One People's Choice winner will be selected from all participants (master’s and Ph.D.) and will receive a $500 research travel grant. (Voting for the People's Choice will take place live at the finals.)

NEW FOR THE 2021 COMPETITION: Any student who registers and submits a video entry will be entered into one of six drawings for a $50 Amazon gift card (based on the student’s college).  

What are the rules?

This year's competition will be held in a virtual format. The 3MT talks will be presented via a pre-recorded video submission.

  • Presentations are limited to three minutes, and competitors exceeding three minutes are disqualified.
  • Presentations are considered to have commenced when a presenter starts their presentation through speech (timing commences from when the competitor starts speaking, not the start of the video).
  • Videos must meet the following criteria:
    • Filmed on the horizontal.
    • Filmed on a plain background.
    • Filmed from a static position.
    • Filmed from one camera angle.
  • A single static slide is permitted in the presentation (no slide transitions, animations, or movement of any description).
  • The three-minute audio must be continuous with no sound edits or breaks.
  • No additional props (e.g., costumes, musical instruments, laboratory equipment, and animated backgrounds) are permitted within the recording.
  • Presentations are to be spoken word (e.g., no poems, raps, or songs).
  • No additional electronic media (e.g., sound and video files) are permitted within the video recording.
  • The decision of the adjudicating panel is final.

Please note: Competitors *will not* be judged on video/recording quality or editing capabilities. Judging will focus on the presentation, ability to communicate research to a nonspecialist audience, and 3MT PowerPoint slide. After each competition round, competitors have the option to either submit their current presentation or rerecord and submit a new presentation for entry into the next round.

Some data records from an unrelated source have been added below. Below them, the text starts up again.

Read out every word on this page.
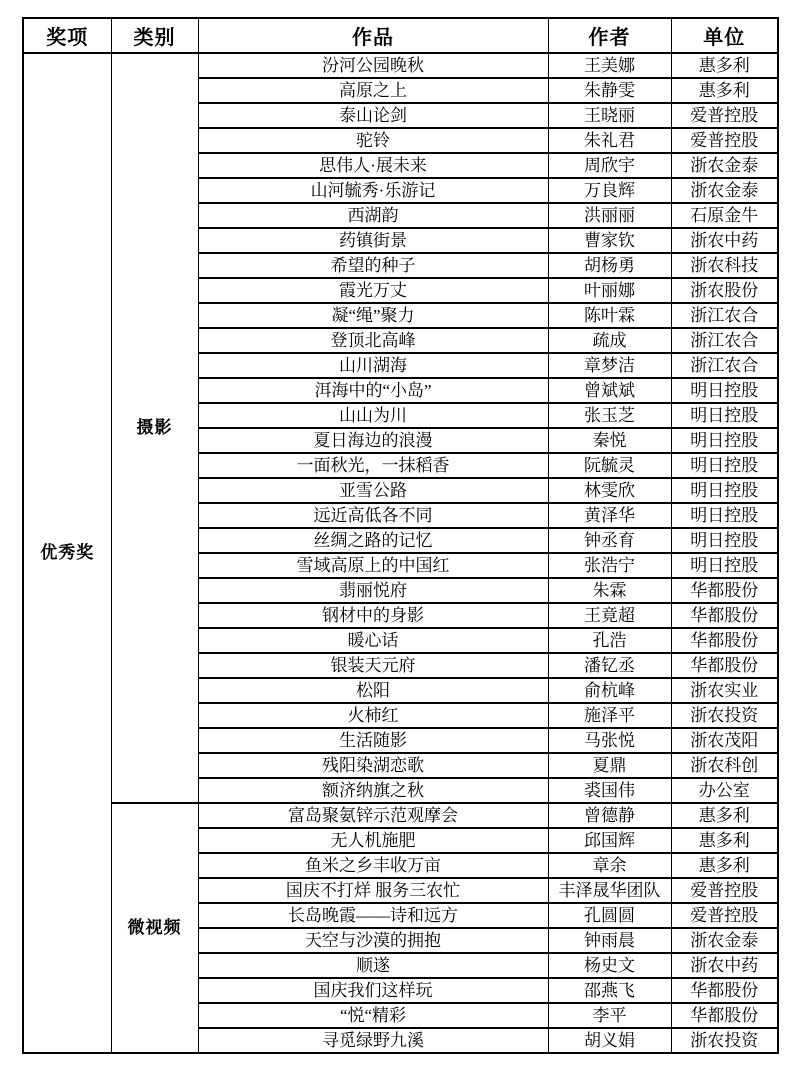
奖项	类别	作品	作者	单位
优秀奖	摄影	汾河公园晚秋	王美娜	惠多利
		高原之上	朱静雯	惠多利
		泰山论剑	王晓丽	爱普控股
		驼铃	朱礼君	爱普控股
		思伟人·展未来	周欣宇	浙农金泰
		山河毓秀·乐游记	万良辉	浙农金泰
		西湖韵	洪丽丽	石原金牛
		药镇街景	曹家钦	浙农中药
		希望的种子	胡杨勇	浙农科技
		霞光万丈	叶丽娜	浙农股份
		凝“绳”聚力	陈叶霖	浙江农合
		登顶北高峰	疏成	浙江农合
		山川湖海	章梦洁	浙江农合
		洱海中的“小岛”	曾斌斌	明日控股
		山山为川	张玉芝	明日控股
		夏日海边的浪漫	秦悦	明日控股
		一面秋光，一抹稻香	阮毓灵	明日控股
		亚雪公路	林雯欣	明日控股
		远近高低各不同	黄泽华	明日控股
		丝绸之路的记忆	钟丞育	明日控股
		雪域高原上的中国红	张浩宁	明日控股
		翡丽悦府	朱霖	华都股份
		钢材中的身影	王竟超	华都股份
		暖心话	孔浩	华都股份
		银装天元府	潘钇丞	华都股份
		松阳	俞杭峰	浙农实业
		火柿红	施泽平	浙农投资
		生活随影	马张悦	浙农茂阳
		残阳染湖恋歌	夏鼎	浙农科创
		额济纳旗之秋	裘国伟	办公室
	微视频	富岛聚氨锌示范观摩会	曾德静	惠多利
		无人机施肥	邱国辉	惠多利
		鱼米之乡丰收万亩	章余	惠多利
		国庆不打烊 服务三农忙	丰泽晟华团队	爱普控股
		长岛晚霞——诗和远方	孔圆圆	爱普控股
		天空与沙漠的拥抱	钟雨晨	浙农金泰
		顺遂	杨史文	浙农中药
		国庆我们这样玩	邵燕飞	华都股份
		“悦“精彩	李平	华都股份
		寻觅绿野九溪	胡义娟	浙农投资
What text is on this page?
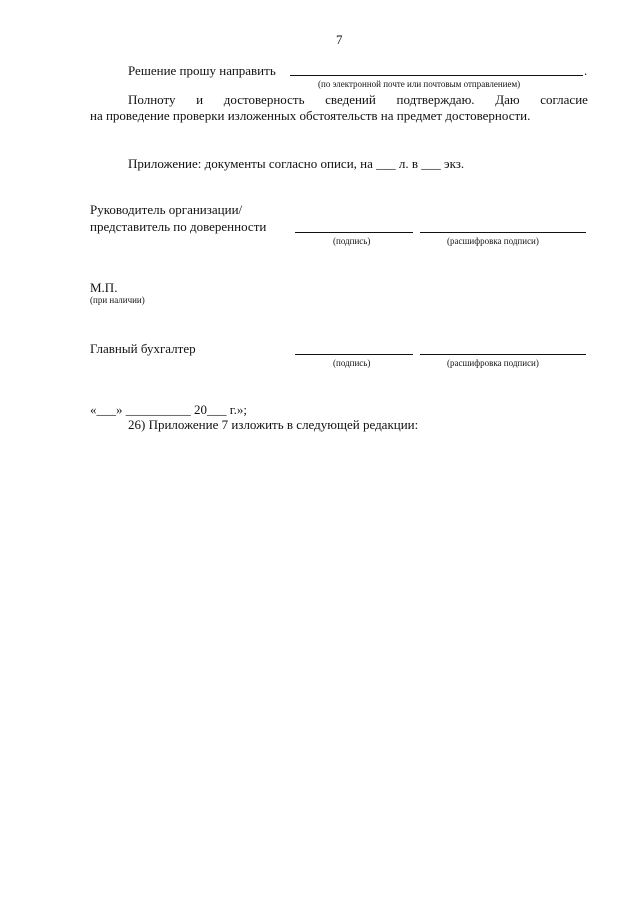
7
Решение прошу направить	.
(по электронной почте или почтовым отправлением)
Полноту и достоверность сведений подтверждаю. Даю согласие
на проведение проверки изложенных обстоятельств на предмет достоверности.
Приложение: документы согласно описи, на ___ л. в ___ экз.
Руководитель организации/
представитель по доверенности
(подпись)	(расшифровка подписи)
М.П.
(при наличии)
Главный бухгалтер
(подпись)	(расшифровка подписи)
«___» __________ 20___ г.»;
26) Приложение 7 изложить в следующей редакции:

What are the judging criteria?

Presentations will be judged based on the following:

Engagement and Communication

  • Did the oration make the audience want to know more?
  • Was the presenter careful not to trivialize or generalize their research?
  • Did the presenter convey enthusiasm for their research?
  • Did the presenter capture and maintain the audience's attention?
  • Did the speaker have sufficient stage presence, eye contact, and vocal range; maintain a steady pace; and have a confident stance?
  • Did the PowerPoint slide enhance the presentation? Was it clear, legible, and concise?

Comprehension and Content

  • Did the presentation provide an understanding of the background to the research question being addressed and its significance?
  • Did the presentation clearly describe the key results of the research, including conclusions and outcomes?
  • Did the presentation follow a clear and logical sequence?
  • Were the thesis topic, key results and research significance, and outcomes communicated in language appropriate to a nonspecialist audience?
  • Did the speaker avoid scientific jargon, explain terminology, and provide adequate background information to illustrate points?
  • Did the presenter spend adequate time on each element of the presentation — or did he/she elaborate for too long on one aspect, or was the presentation rushed?